The InterGroup Corporation enters the final trading day of April having delivered one of the more striking weekly performances in its recent history — a 22% price gain that has forced a sharp reversal among those betting against it.
The price move is the real story here. INTG closed Wednesday at $42.23, up 22% over five sessions and 14% higher over the past month. That run has come from a base around $27 in early February and now has the stock printing multi-month highs. The gains appear to have wrong-footed a meaningful short position: estimated shares short fell roughly 65% week-on-week, from around 11,000 shares in mid-April to just under 4,000 as of April 28. At current levels, short interest is well under 1% of the free float — too small to be a primary driver of price action in either direction. The stock moved first; shorts adjusted after.

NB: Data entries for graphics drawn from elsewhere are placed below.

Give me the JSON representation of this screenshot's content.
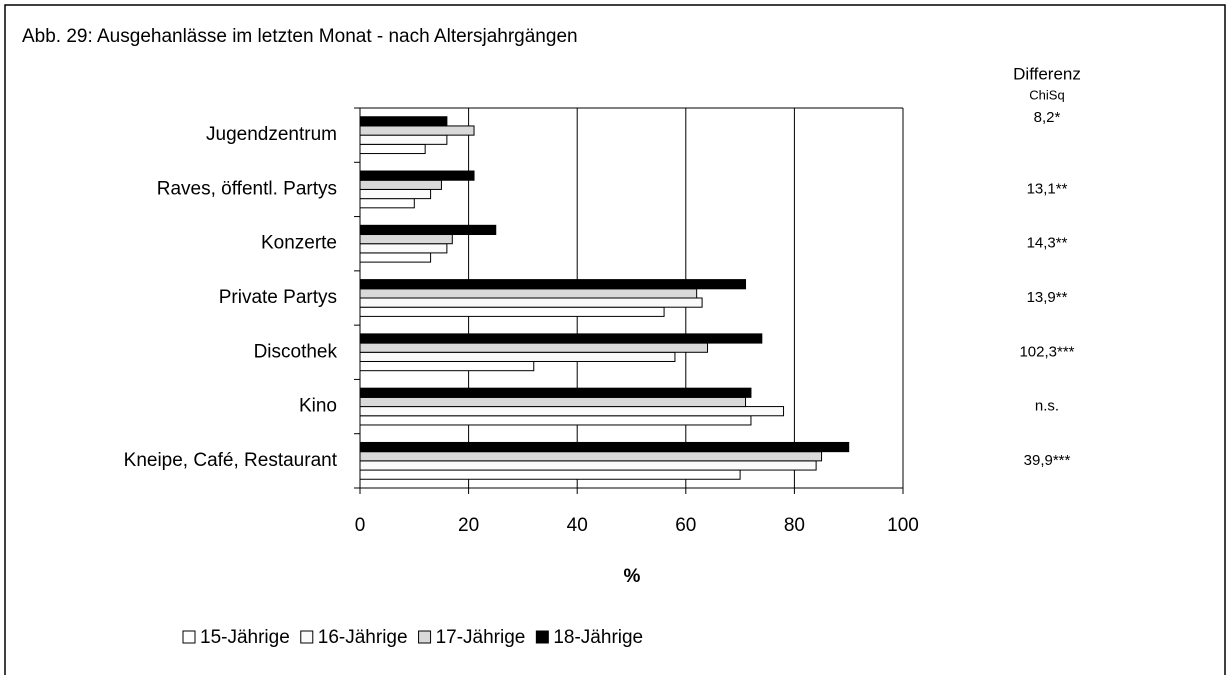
{
  "chart_data": {
    "type": "barh",
    "title": "Abb. 29: Ausgehanlässe im letzten Monat - nach Altersjahrgängen",
    "xlabel": "%",
    "categories": [
      "Jugendzentrum",
      "Raves, öffentl. Partys",
      "Konzerte",
      "Private Partys",
      "Discothek",
      "Kino",
      "Kneipe, Café, Restaurant"
    ],
    "series": [
      {
        "name": "15-Jährige",
        "color": "#ffffff",
        "values": [
          12,
          10,
          13,
          56,
          32,
          72,
          70
        ]
      },
      {
        "name": "16-Jährige",
        "color": "#fafafa",
        "values": [
          16,
          13,
          16,
          63,
          58,
          78,
          84
        ]
      },
      {
        "name": "17-Jährige",
        "color": "#d9d9d9",
        "values": [
          21,
          15,
          17,
          62,
          64,
          71,
          85
        ]
      },
      {
        "name": "18-Jährige",
        "color": "#000000",
        "values": [
          16,
          21,
          25,
          71,
          74,
          72,
          90
        ]
      }
    ],
    "xlim": [
      0,
      100
    ],
    "xticks": [
      0,
      20,
      40,
      60,
      80,
      100
    ],
    "grid": true,
    "stat_header": [
      "Differenz",
      "ChiSq"
    ],
    "stat_labels": [
      "8,2*",
      "13,1**",
      "14,3**",
      "13,9**",
      "102,3***",
      "n.s.",
      "39,9***"
    ],
    "legend": "bottom"
  }
}
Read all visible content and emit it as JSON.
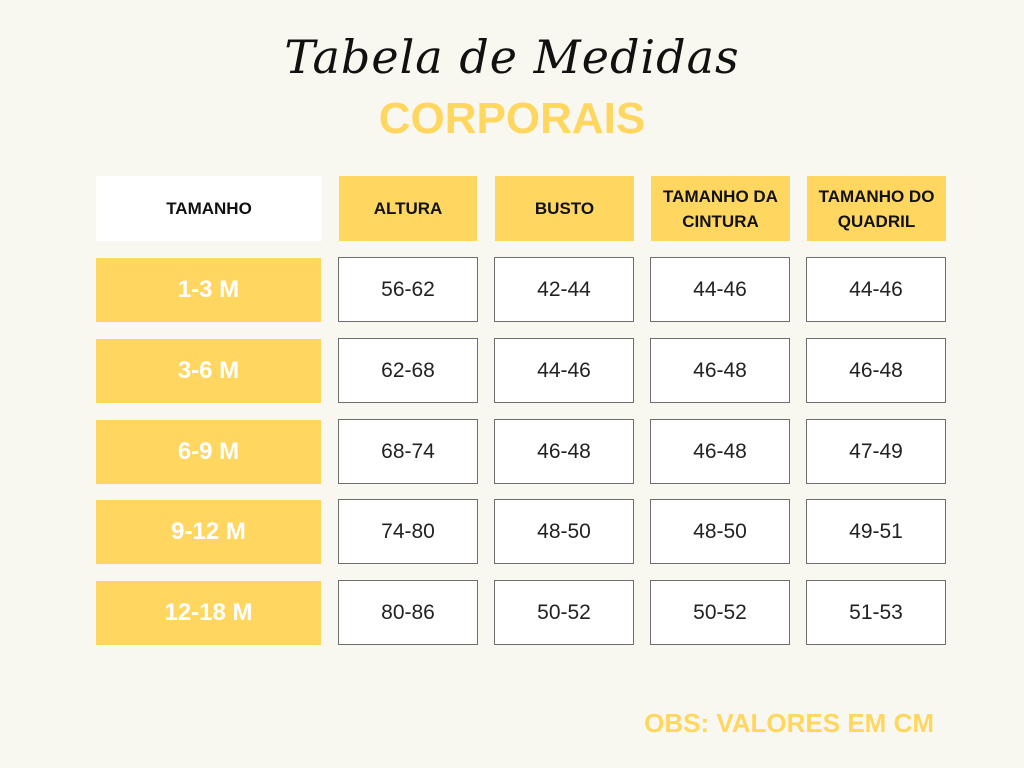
{
  "title": "Tabela de Medidas",
  "subtitle": "CORPORAIS",
  "headers": [
    "TAMANHO",
    "ALTURA",
    "BUSTO",
    "TAMANHO DA CINTURA",
    "TAMANHO DO QUADRIL"
  ],
  "rows": [
    {
      "size": "1-3 M",
      "values": [
        "56-62",
        "42-44",
        "44-46",
        "44-46"
      ]
    },
    {
      "size": "3-6 M",
      "values": [
        "62-68",
        "44-46",
        "46-48",
        "46-48"
      ]
    },
    {
      "size": "6-9 M",
      "values": [
        "68-74",
        "46-48",
        "46-48",
        "47-49"
      ]
    },
    {
      "size": "9-12 M",
      "values": [
        "74-80",
        "48-50",
        "48-50",
        "49-51"
      ]
    },
    {
      "size": "12-18 M",
      "values": [
        "80-86",
        "50-52",
        "50-52",
        "51-53"
      ]
    }
  ],
  "note": "OBS: VALORES EM CM",
  "colors": {
    "accent": "#ffd660",
    "background": "#f9f8f0"
  }
}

The borrow market tells a more nuanced story. Cost to borrow has climbed to 13.5% APR, up 22% over the past week and 63% over the past month. That rise has tracked the price rally closely, suggesting that as the stock gained ground, borrowing shares to maintain existing short positions became progressively more expensive. Borrow availability remains in a range that is tight but not extreme — the ORTEX short score of 40.8, while up modestly over the past week, sits well below the 52-week high of 47, seen briefly on April 20 at the peak of short positioning. The DTC rank of 79 is notable for a stock this thinly traded, but with official days-to-cover at just one day, the lending squeeze narrative has limits.
The ownership picture is dominated by one figure. CEO and President John Winfield holds 67.8% of shares outstanding, a concentration that severely limits free float and amplifies any price moves when volume picks up. The most recent institutional activity on record shows Caldwell Sutter Capital trimmed by around 6,300 shares and Qube Research & Technologies cut by 5,274 shares in filings through end-2025 — both modest moves in absolute terms but meaningful given the thin float. Insider buy activity in the data dates to June 2025, when Winfield and COO David Gonzalez made a cluster of small open-market purchases at prices between $12.83 and $14.50. With the stock now above $42, those buys are sitting on significant paper gains — but no recent insider activity has been filed.
Earnings are the next scheduled event to watch. INTG is due to report on May 13. The past four earnings prints have produced mixed reactions: the stock rose 2.7% and 6.3% the day after two of those releases, but fell 6.1% and 8.6% after the other two. The five-day window has been similarly mixed, ranging from a gain of nearly 7% to a loss of 7.5%. With the stock having rallied hard into the print and cost to borrow elevated, how the market responds to the May 13 release — and whether any remaining shorts use earnings as a cover event or add pressure on a miss — is the key setup to monitor over the next two weeks.